Scarecrows, corn stalks or bales of hay scattered about, crows, a skellie dressed as a farmer and decorated with cobwebs to make it appear he's been dead for a while, old farm implements such as a scythe and sickle. You could incorporate a small grouping of tombstones if you have room - little family plots on private property were common a few generations back.


----------



## jackg (Aug 18, 2012)

*Thanks... I need more!*

Thanks!


----------



## Regions Beyond (Sep 14, 2010)

Some I'd be keen on: scarecrows definitely, with one being a real person in disguise if you go for actual scares: that one seems to be pretty effective usually. 

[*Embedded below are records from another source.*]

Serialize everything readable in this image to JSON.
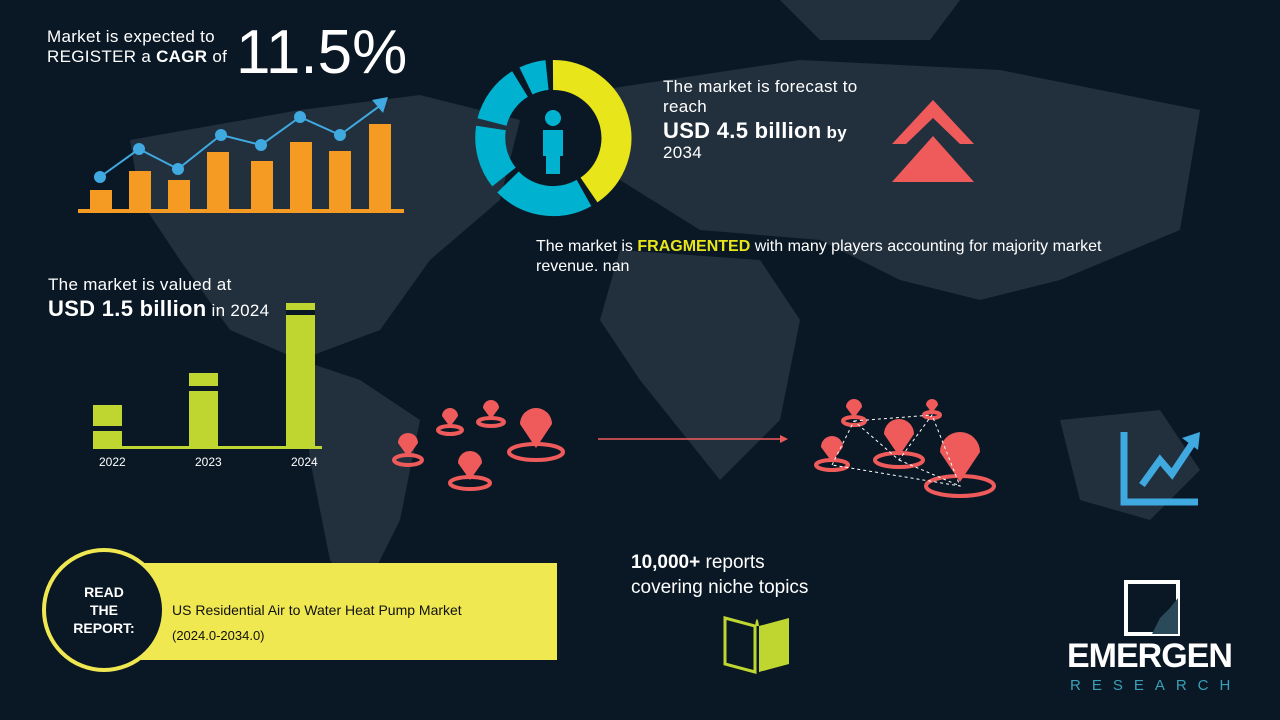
{
  "cagr": {
    "line1": "Market is expected to",
    "line2_pre": "REGISTER a ",
    "line2_bold": "CAGR",
    "line2_post": " of",
    "value": "11.5%"
  },
  "forecast": {
    "line1": "The market is forecast to",
    "line2": "reach",
    "value": "USD 4.5 billion",
    "by": " by",
    "year": "2034"
  },
  "fragmented": {
    "pre": "The market is ",
    "highlight": "FRAGMENTED",
    "post": " with many players accounting for majority market",
    "line2": "revenue. nan"
  },
  "valued": {
    "line1": "The market is valued at",
    "value": "USD 1.5 billion",
    "post": " in 2024"
  },
  "value_chart": {
    "categories": [
      "2022",
      "2023",
      "2024"
    ]
  },
  "reports": {
    "line1_bold": "10,000+",
    "line1_post": " reports",
    "line2": "covering niche topics"
  },
  "read_report": {
    "badge": [
      "READ",
      "THE",
      "REPORT:"
    ],
    "title": "US Residential Air to Water Heat Pump Market",
    "period": "(2024.0-2034.0)"
  },
  "logo": {
    "name": "EMERGEN",
    "sub": "RESEARCH"
  },
  "colors": {
    "background": "#0a1825",
    "orange": "#f59a23",
    "blue": "#3fa9e0",
    "yellow": "#e8e51a",
    "cyan": "#00b2cf",
    "red": "#ef5b5b",
    "green": "#bfd630",
    "banner": "#efe851"
  }
}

Maybe a 'entrance' with hay bales and traditional jack o'lanterns set on them. A fake well (must have on old time farms) with some sort of creature or corpse emerging from the top, appearing wet or drowned. Possibly a family dinner scene if there's a 'farmhouse interior' segment....rotted bodies or skeletons covered in cobwebs and decayed food on the table, rats, or rubber maggots on the plates if going more gruesome. 

As for outdoor stuff, cornstalks add atmosphere, as observed.


----------



## Hairazor (Mar 13, 2012)

Regions Beyond has a good idea for an indoor scene but if you don't have a way to do that, you could make it a picnic scene.


----------